Nichts wisst ihr von den Dresdnern, deren Eltern und Großeltern hier ein Kriegsinferno sondergleichen überlebt haben oder in ihm zum Opfer wurden. Keine Ahnung habt ihr von dem hier ins kollektive Gedächtnis gebrannten Feuersturm, den Bildern der vollständig zerstörten Stadt, von unserer tatsächlichen inneren Distanz zu Krieg, Nationalsozialismus und staatlich finanzierter Propaganda. Keine Ahnung von unseren sehr lebendigen Erfahrungen mit den Anzeichen degenerierter Machtapparate, die ein Klima der Angst schaffen, primitive Feindbilder kreieren und jede Kritik unterdrücken. Null Plan habt ihr davon, was es heißt, gegen Kartelle Informationen auszutauschen, den Kopf oben zu behalten, Deutungshoheiten zu erkennen und aufzubrechen. Unsere Moralvorstellungen basieren auf Geschichte, nicht auf Geschichten.

Rechtsextremismus und Nationalsozialismus, das wenigstens haben wir bis zum Erbrechen gehört im Osten, sind zwei Seiten der selben Medaille. Rechtsextremismus – das ist sind die Hitlerfans, das heißt Expansionskrieg, Volk ohne Raum, Eutanasie, Judenvernichtung. Das also seht ihr bei uns aufziehen? Nazis, liebe Geschichtenerzähler, erkennt man nicht an ihrem Wohnort. Sondern an ihren Methoden. Der Schwarmintelligenz nämlich, der Gleichschaltung der Meinungen, der Unterwürfigkeit, der Gewaltbereitschaft gegenüber Andersdenkenden, dem Ersetzen von Argumenten durch Hypermoral, der Denunziation Unschuldiger, dem Leugnen und Fälschen von Fakten, der Phrasendrescherei. Ihr selbst seid die Handlanger der Ideologie, die ihr zu bekämpfen vorgebt.

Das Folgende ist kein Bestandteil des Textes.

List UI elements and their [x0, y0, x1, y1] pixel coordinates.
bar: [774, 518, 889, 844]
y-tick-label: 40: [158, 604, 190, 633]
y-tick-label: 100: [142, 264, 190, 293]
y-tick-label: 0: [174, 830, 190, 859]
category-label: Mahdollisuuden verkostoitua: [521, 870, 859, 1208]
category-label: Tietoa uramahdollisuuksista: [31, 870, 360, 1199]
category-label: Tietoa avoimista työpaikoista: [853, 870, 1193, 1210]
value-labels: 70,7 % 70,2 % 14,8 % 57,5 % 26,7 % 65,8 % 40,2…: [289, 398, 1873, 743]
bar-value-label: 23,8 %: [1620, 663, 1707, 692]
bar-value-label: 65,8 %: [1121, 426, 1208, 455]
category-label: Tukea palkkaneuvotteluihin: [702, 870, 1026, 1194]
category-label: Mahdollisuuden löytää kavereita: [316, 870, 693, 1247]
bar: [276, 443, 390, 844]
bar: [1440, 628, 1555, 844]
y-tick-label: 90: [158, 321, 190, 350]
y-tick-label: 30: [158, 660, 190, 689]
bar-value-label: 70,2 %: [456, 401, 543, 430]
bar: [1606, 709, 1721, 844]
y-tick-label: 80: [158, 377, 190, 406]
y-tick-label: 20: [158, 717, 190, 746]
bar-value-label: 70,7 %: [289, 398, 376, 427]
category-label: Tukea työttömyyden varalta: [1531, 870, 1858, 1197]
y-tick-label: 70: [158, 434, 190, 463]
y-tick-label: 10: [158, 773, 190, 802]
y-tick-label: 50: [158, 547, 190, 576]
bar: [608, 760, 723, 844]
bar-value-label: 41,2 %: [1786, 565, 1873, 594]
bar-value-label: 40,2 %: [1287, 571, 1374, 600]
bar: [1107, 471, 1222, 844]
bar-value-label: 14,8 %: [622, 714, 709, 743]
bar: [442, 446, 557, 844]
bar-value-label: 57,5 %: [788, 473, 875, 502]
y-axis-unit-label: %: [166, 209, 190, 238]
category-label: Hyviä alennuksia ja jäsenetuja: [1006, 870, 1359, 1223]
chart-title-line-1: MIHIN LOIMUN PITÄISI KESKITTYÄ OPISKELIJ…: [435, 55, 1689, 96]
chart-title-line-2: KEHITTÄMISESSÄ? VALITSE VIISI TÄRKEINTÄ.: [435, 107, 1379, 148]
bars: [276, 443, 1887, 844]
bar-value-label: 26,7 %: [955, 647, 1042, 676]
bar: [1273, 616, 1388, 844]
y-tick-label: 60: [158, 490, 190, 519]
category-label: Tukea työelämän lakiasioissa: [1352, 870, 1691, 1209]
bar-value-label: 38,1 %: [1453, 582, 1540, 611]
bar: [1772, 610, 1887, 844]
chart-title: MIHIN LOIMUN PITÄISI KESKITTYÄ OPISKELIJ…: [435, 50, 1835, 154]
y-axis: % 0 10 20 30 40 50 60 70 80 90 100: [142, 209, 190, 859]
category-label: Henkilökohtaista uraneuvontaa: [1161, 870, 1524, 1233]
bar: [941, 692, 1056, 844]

Was ihr ebenso nicht ahnt – Dresden ist erheblich mehr als die, mitunter ungehobelte montägliche Empörung von Vorstädtern, die ihr so gern für eure Schmähschriften verwurstet. Dresden ist wacher Verstand, politische Sensibilität und wachsender Zusammenhalt in schwierigen Zeiten. Dresden ist eine freundliche und weltoffene Stadt, mit sehr hohem durchschnittlichen Bildungsniveau und einem regen Interesse seiner Bürger an Stadtentwicklungspolitik. Wir sind Geburtenhauptstadt. Wir wissen sehr genau, was wir zu verlieren haben. Auch weil wir sehen, was in Städten passiert, die seit Jahrzehnten glauben, ihr Schicksal dem Zufall überlassen zu können und nun zu unbeherrschbaren steinernen Favelas geworden sind. Nein, ihr wohnt da nicht, da gibts nicht zu berichten. Gehen sie weiter!!

Ihr kennt zwar viele, ebenso Stadt genannte, urbane Sammelplätze in der Welt, aber einen Ort wie Dresden werdet ihr nie begreifen. Es wird euch ein Buch mit sieben Siegel bleiben, welcher Geist in dieser Stadt herrscht, die nach der Auslöschung im Krieg aus Trümmern wiederentstand, vierzig Jahre düstere sozialistische Experimente überlebt hat und nun erneut angegriffen wird. In dieser, unserer Stadt, werden es deshalb staatshörige Schreiberlinge wie ihr noch sehr lange schwer haben.

Wenn irgendwo in Deutschland in ein paar Jahren noch Licht brennt, dann hier.

Diese Stadt ist für Hundertausende Dresdner etwas, das ihr nie haben, nie fühlen und nie aussprechen werdet: Heimat.